I was aware that subbing out some malt for sugar would lead to a lower FG as it completely ferments but it surprised me that it would actually decrease the FG. Is anyone able to explain the logic behind that? I'm also wondering if this explains why sometimes my beers are a couple points lower when opened than they were at bottling time before being primed.

#### erockrph

• Official Poobah of No Life.
• Posts: 5892
• Chepachet, RI
##### Re: Sugar & Final Gravity reduction
« Reply #1 on: April 25, 2014, 08:35:02 PM »
The specific gravity of ethanol is less than water. If you're adding table sugar to a recipe, you can assume that it will ferment out completely. This leaves you with the same concentration of unfermented sugars (from the malt), but more alcohol in solution than if you hadn't added the sugar. Since there's more alcohol, the SG will be lower.
Eric B.

Finally got around to starting a homebrewing blog: The Hop Whisperer

#### dmtaylor

• I spend way too much time on the AHA forum
• Posts: 2634
• Two Rivers, WI
##### Re: Sugar & Final Gravity reduction
« Reply #2 on: April 26, 2014, 05:05:01 AM »
If you SUBSTITUTE malt for sugar, then final gravity will decrease.  This is because you've gone from something 65-75% fermentable to 100% fermentable.

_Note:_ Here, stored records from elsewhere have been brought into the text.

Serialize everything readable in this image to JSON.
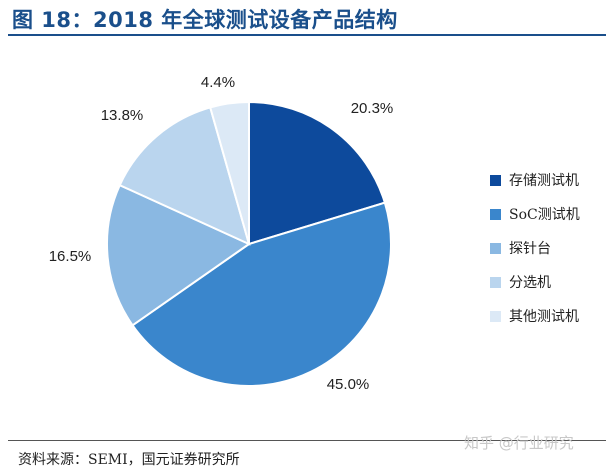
{
  "title": "图 18：2018 年全球测试设备产品结构",
  "chart_data": {
    "type": "pie",
    "title": "",
    "slices": [
      {
        "label": "存储测试机",
        "value": 20.3,
        "value_label": "20.3%",
        "color": "#0d4a9c"
      },
      {
        "label": "SoC测试机",
        "value": 45.0,
        "value_label": "45.0%",
        "color": "#3a86cc"
      },
      {
        "label": "探针台",
        "value": 16.5,
        "value_label": "16.5%",
        "color": "#8ab8e2"
      },
      {
        "label": "分选机",
        "value": 13.8,
        "value_label": "13.8%",
        "color": "#bad5ee"
      },
      {
        "label": "其他测试机",
        "value": 4.4,
        "value_label": "4.4%",
        "color": "#dce9f6"
      }
    ],
    "legend_position": "right"
  },
  "source": "资料来源：SEMI，国元证券研究所",
  "watermark": "知乎 @行业研究"
}
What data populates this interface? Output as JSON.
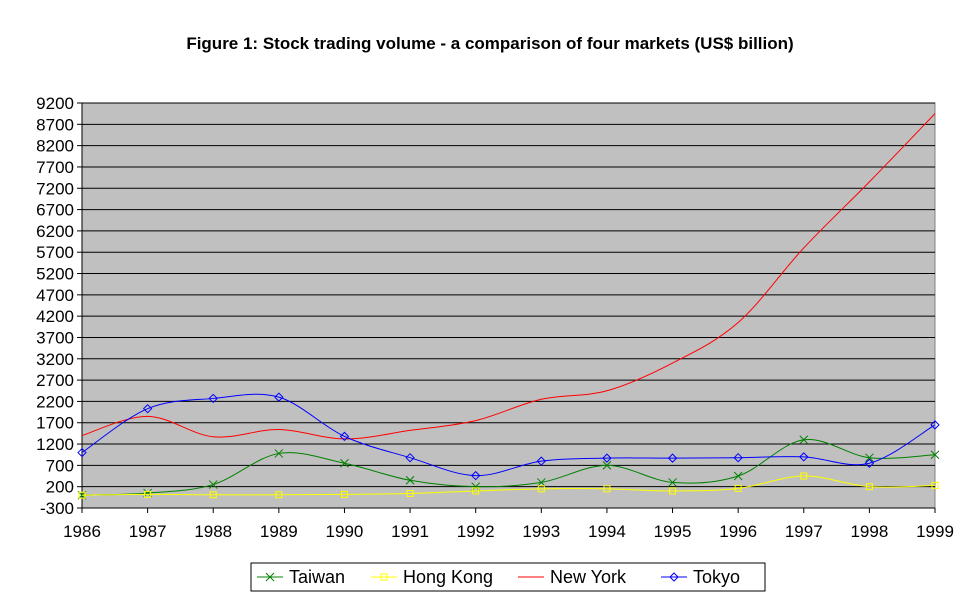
{
  "chart_data": {
    "type": "line",
    "title": "Figure 1: Stock trading volume - a comparison of four markets (US$ billion)",
    "xlabel": "",
    "ylabel": "",
    "x": [
      "1986",
      "1987",
      "1988",
      "1989",
      "1990",
      "1991",
      "1992",
      "1993",
      "1994",
      "1995",
      "1996",
      "1997",
      "1998",
      "1999"
    ],
    "ylim": [
      -300,
      9200
    ],
    "yticks": [
      -300,
      200,
      700,
      1200,
      1700,
      2200,
      2700,
      3200,
      3700,
      4200,
      4700,
      5200,
      5700,
      6200,
      6700,
      7200,
      7700,
      8200,
      8700,
      9200
    ],
    "grid": true,
    "legend_position": "bottom",
    "plot_background": "#C0C0C0",
    "series": [
      {
        "name": "Taiwan",
        "color": "#008000",
        "marker": "x",
        "values": [
          0,
          50,
          250,
          980,
          750,
          350,
          200,
          300,
          700,
          300,
          450,
          1300,
          880,
          950
        ]
      },
      {
        "name": "Hong Kong",
        "color": "#FFFF00",
        "marker": "square",
        "values": [
          0,
          20,
          10,
          10,
          20,
          40,
          100,
          150,
          150,
          100,
          160,
          450,
          200,
          230
        ]
      },
      {
        "name": "New York",
        "color": "#FF0000",
        "marker": "none",
        "values": [
          1400,
          1850,
          1370,
          1540,
          1320,
          1520,
          1750,
          2250,
          2450,
          3100,
          4050,
          5800,
          7350,
          8950
        ]
      },
      {
        "name": "Tokyo",
        "color": "#0000FF",
        "marker": "diamond",
        "values": [
          1000,
          2030,
          2270,
          2300,
          1380,
          880,
          460,
          800,
          870,
          870,
          880,
          900,
          750,
          1650
        ]
      }
    ]
  }
}
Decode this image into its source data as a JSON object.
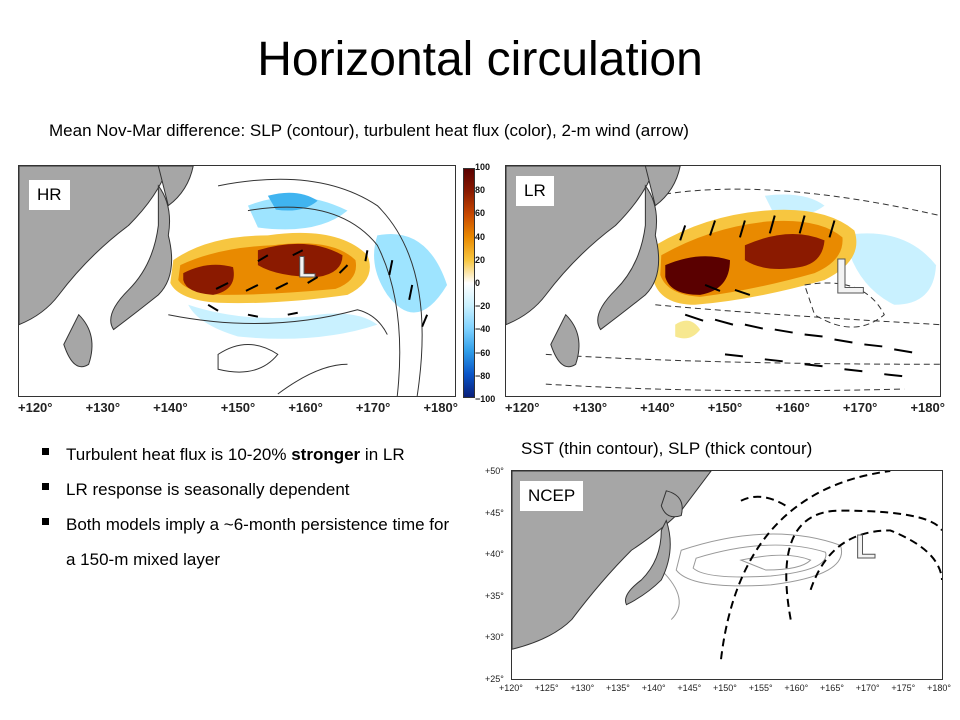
{
  "slide": {
    "title": "Horizontal circulation",
    "subtitle": "Mean Nov-Mar difference: SLP (contour), turbulent heat flux (color), 2-m wind (arrow)"
  },
  "panel_hr": {
    "tag": "HR",
    "low_marker": "L",
    "xticks": [
      "+120°",
      "+130°",
      "+140°",
      "+150°",
      "+160°",
      "+170°",
      "+180°"
    ]
  },
  "panel_lr": {
    "tag": "LR",
    "low_marker": "L",
    "xticks": [
      "+120°",
      "+130°",
      "+140°",
      "+150°",
      "+160°",
      "+170°",
      "+180°"
    ]
  },
  "colorbar": {
    "labels": [
      "100",
      "80",
      "60",
      "40",
      "20",
      "0",
      "−20",
      "−40",
      "−60",
      "−80",
      "−100"
    ],
    "colors": [
      "#5a0000",
      "#8b1a00",
      "#c84800",
      "#e98a00",
      "#f7c640",
      "#ffffff",
      "#c9f1ff",
      "#7fd2ff",
      "#2f9de8",
      "#0a55c8",
      "#0a1f7a"
    ]
  },
  "panel_ncep": {
    "caption": "SST (thin contour), SLP (thick contour)",
    "tag": "NCEP",
    "low_marker": "L",
    "xticks": [
      "+120°",
      "+125°",
      "+130°",
      "+135°",
      "+140°",
      "+145°",
      "+150°",
      "+155°",
      "+160°",
      "+165°",
      "+170°",
      "+175°",
      "+180°"
    ],
    "yticks": [
      "+50°",
      "+45°",
      "+40°",
      "+35°",
      "+30°",
      "+25°"
    ]
  },
  "bullets": [
    {
      "before": "Turbulent heat flux is 10-20% ",
      "bold": "stronger",
      "after": " in LR"
    },
    {
      "before": "LR response is seasonally dependent",
      "bold": "",
      "after": ""
    },
    {
      "before": "Both models imply a ~6-month persistence time for a 150-m mixed layer",
      "bold": "",
      "after": ""
    }
  ],
  "colors": {
    "land": "#a6a6a6",
    "heat_dark": "#5a0000",
    "heat_mid": "#c84800",
    "heat_light": "#f7c640",
    "cool": "#9ee4ff"
  }
}
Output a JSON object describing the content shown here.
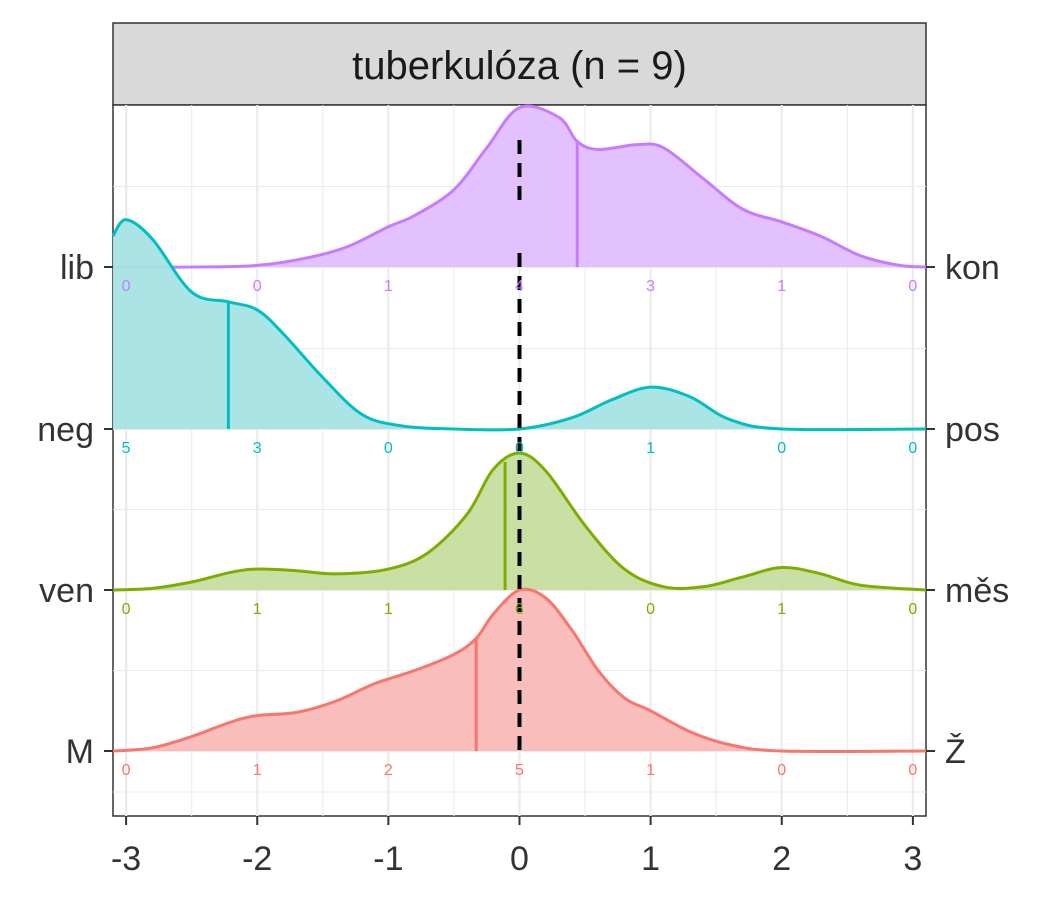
{
  "chart_data": {
    "type": "ridgeline-density",
    "title": "tuberkulóza (n = 9)",
    "xlabel": "",
    "ylabel": "",
    "xlim": [
      -3.1,
      3.1
    ],
    "x_ticks": [
      "-3",
      "-2",
      "-1",
      "0",
      "1",
      "2",
      "3"
    ],
    "tick_values": [
      -3,
      -2,
      -1,
      0,
      1,
      2,
      3
    ],
    "reference_line_x": 0,
    "grid": true,
    "series": [
      {
        "left": "lib",
        "right": "kon",
        "color": "#C77CFF",
        "fill": "#E2BEFF",
        "mean": 0.44,
        "counts": [
          0,
          0,
          1,
          4,
          3,
          1,
          0
        ],
        "count_labels": [
          "0",
          "0",
          "1",
          "4",
          "3",
          "1",
          "0"
        ],
        "density": [
          [
            -3.1,
            0.0
          ],
          [
            -2.5,
            0.0
          ],
          [
            -2.0,
            0.01
          ],
          [
            -1.6,
            0.06
          ],
          [
            -1.3,
            0.13
          ],
          [
            -1.0,
            0.25
          ],
          [
            -0.8,
            0.32
          ],
          [
            -0.5,
            0.48
          ],
          [
            -0.25,
            0.74
          ],
          [
            0.0,
            0.99
          ],
          [
            0.3,
            0.93
          ],
          [
            0.44,
            0.78
          ],
          [
            0.6,
            0.73
          ],
          [
            0.9,
            0.76
          ],
          [
            1.1,
            0.74
          ],
          [
            1.4,
            0.55
          ],
          [
            1.7,
            0.36
          ],
          [
            2.0,
            0.28
          ],
          [
            2.3,
            0.19
          ],
          [
            2.6,
            0.07
          ],
          [
            2.9,
            0.01
          ],
          [
            3.1,
            0.0
          ]
        ]
      },
      {
        "left": "neg",
        "right": "pos",
        "color": "#00BFC4",
        "fill": "#A6E3E3",
        "mean": -2.22,
        "counts": [
          5,
          3,
          0,
          0,
          1,
          0,
          0
        ],
        "count_labels": [
          "5",
          "3",
          "0",
          "0",
          "1",
          "0",
          "0"
        ],
        "density": [
          [
            -3.1,
            1.2
          ],
          [
            -3.0,
            1.3
          ],
          [
            -2.8,
            1.18
          ],
          [
            -2.5,
            0.85
          ],
          [
            -2.22,
            0.79
          ],
          [
            -2.0,
            0.74
          ],
          [
            -1.8,
            0.59
          ],
          [
            -1.5,
            0.32
          ],
          [
            -1.2,
            0.09
          ],
          [
            -0.9,
            0.02
          ],
          [
            -0.5,
            0.0
          ],
          [
            0.0,
            0.0
          ],
          [
            0.4,
            0.07
          ],
          [
            0.7,
            0.18
          ],
          [
            1.0,
            0.26
          ],
          [
            1.3,
            0.2
          ],
          [
            1.6,
            0.06
          ],
          [
            2.0,
            0.0
          ],
          [
            3.1,
            0.0
          ]
        ]
      },
      {
        "left": "ven",
        "right": "měs",
        "color": "#7CAE00",
        "fill": "#C7DD9E",
        "mean": -0.11,
        "counts": [
          0,
          1,
          1,
          6,
          0,
          1,
          0
        ],
        "count_labels": [
          "0",
          "1",
          "1",
          "6",
          "0",
          "1",
          "0"
        ],
        "density": [
          [
            -3.1,
            0.0
          ],
          [
            -2.8,
            0.01
          ],
          [
            -2.5,
            0.05
          ],
          [
            -2.2,
            0.11
          ],
          [
            -2.0,
            0.13
          ],
          [
            -1.7,
            0.12
          ],
          [
            -1.4,
            0.1
          ],
          [
            -1.0,
            0.13
          ],
          [
            -0.7,
            0.23
          ],
          [
            -0.4,
            0.47
          ],
          [
            -0.2,
            0.75
          ],
          [
            0.0,
            0.85
          ],
          [
            0.2,
            0.74
          ],
          [
            0.5,
            0.4
          ],
          [
            0.8,
            0.13
          ],
          [
            1.1,
            0.02
          ],
          [
            1.4,
            0.02
          ],
          [
            1.7,
            0.08
          ],
          [
            2.0,
            0.14
          ],
          [
            2.3,
            0.1
          ],
          [
            2.6,
            0.03
          ],
          [
            3.1,
            0.0
          ]
        ]
      },
      {
        "left": "M",
        "right": "Ž",
        "color": "#F8766D",
        "fill": "#F9BBB8",
        "mean": -0.33,
        "counts": [
          0,
          1,
          2,
          5,
          1,
          0,
          0
        ],
        "count_labels": [
          "0",
          "1",
          "2",
          "5",
          "1",
          "0",
          "0"
        ],
        "density": [
          [
            -3.1,
            0.0
          ],
          [
            -2.8,
            0.02
          ],
          [
            -2.5,
            0.09
          ],
          [
            -2.2,
            0.18
          ],
          [
            -2.0,
            0.22
          ],
          [
            -1.7,
            0.24
          ],
          [
            -1.4,
            0.31
          ],
          [
            -1.1,
            0.42
          ],
          [
            -0.8,
            0.5
          ],
          [
            -0.5,
            0.6
          ],
          [
            -0.33,
            0.7
          ],
          [
            -0.2,
            0.85
          ],
          [
            0.0,
            1.0
          ],
          [
            0.2,
            0.95
          ],
          [
            0.4,
            0.75
          ],
          [
            0.6,
            0.5
          ],
          [
            0.8,
            0.33
          ],
          [
            1.0,
            0.25
          ],
          [
            1.3,
            0.12
          ],
          [
            1.6,
            0.04
          ],
          [
            2.0,
            0.0
          ],
          [
            3.1,
            0.0
          ]
        ]
      }
    ]
  }
}
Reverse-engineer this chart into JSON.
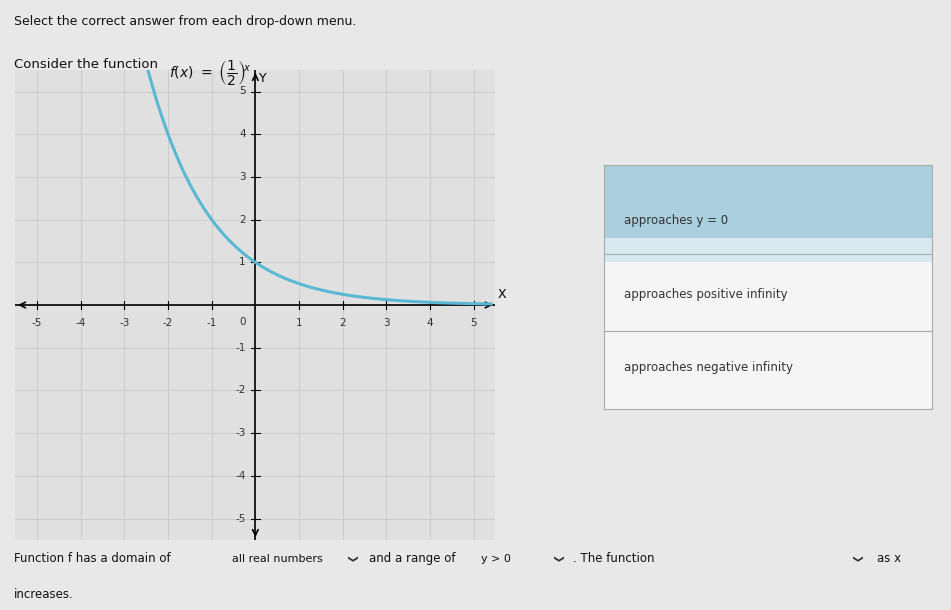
{
  "title_line1": "Select the correct answer from each drop-down menu.",
  "title_line2": "Consider the function ",
  "x_range": [
    -5.5,
    5.5
  ],
  "y_range": [
    -5.5,
    5.5
  ],
  "x_ticks": [
    -5,
    -4,
    -3,
    -2,
    -1,
    1,
    2,
    3,
    4,
    5
  ],
  "y_ticks": [
    -5,
    -4,
    -3,
    -2,
    -1,
    1,
    2,
    3,
    4,
    5
  ],
  "curve_color": "#5BB8D4",
  "curve_linewidth": 2.2,
  "grid_color": "#C8C8C8",
  "bg_color": "#E8E8E8",
  "plot_bg": "#E0E0E0",
  "dropdown1_text": "all real numbers",
  "dropdown2_text": "y > 0",
  "bottom_text1": "Function f has a domain of",
  "bottom_text2": "and a range of",
  "bottom_text3": ". The function",
  "bottom_text4": "as x",
  "bottom_text5": "increases.",
  "dropdown_options": [
    "approaches y = 0",
    "approaches positive infinity",
    "approaches negative infinity"
  ],
  "dropdown_panel_top_color": "#AACFDE",
  "dropdown_panel_mid_color": "#D5E8F0",
  "dropdown_panel_border": "#AAAAAA",
  "figsize": [
    9.51,
    6.1
  ],
  "dpi": 100
}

But if you were to ADD sugar to an existing recipe, the result goes more like this:

Adding sugar increases the original gravity, but the final gravity will most likely stay the same, or perhaps will decrease by like 1-2 points, maybe, but not that anyone would really notice.  For example:

You have a 1.060 original gravity beer, with an expected final gravity of 1.015.  If you ADD a pound of sugar, your original gravity might go up to 1.070, something like that, while your final gravity stays the same or maybe goes to 1.014.

The result is... more alcohol, with zero impact on the flavor except the greater alcohol.  You've gone from a 6% ABV beer to a 7% ABV beer.  The body and mouthfeel might feel slightly thinner but most likely won't be impacted very much at all.
« Last Edit: April 26, 2014, 05:07:08 AM by dmtaylor »
Dave

"This is grain, which any fool can eat, but for which the Lord intended a more divine means of consumption. Let us give praise to our Maker, and glory to His bounty, by learning about... BEER!" - Friar Tuck (Robin Hood - Prince of Thieves)

#### Joe Sr.

• Official Poobah of No Life.
• Posts: 4160
• Chicago - NORTH SIDE
##### Re: Sugar & Final Gravity reduction
« Reply #3 on: April 26, 2014, 10:39:48 AM »
If you SUBSTITUTE malt for sugar, then final gravity will decrease.  This is because you've gone from something 65-75% fermentable to 100% fermentable.

I think you mean substitute sugar for malt.

Other than that, I agree with you.  I will typically use sugar instead of more malt in a big beer to help it finish drier.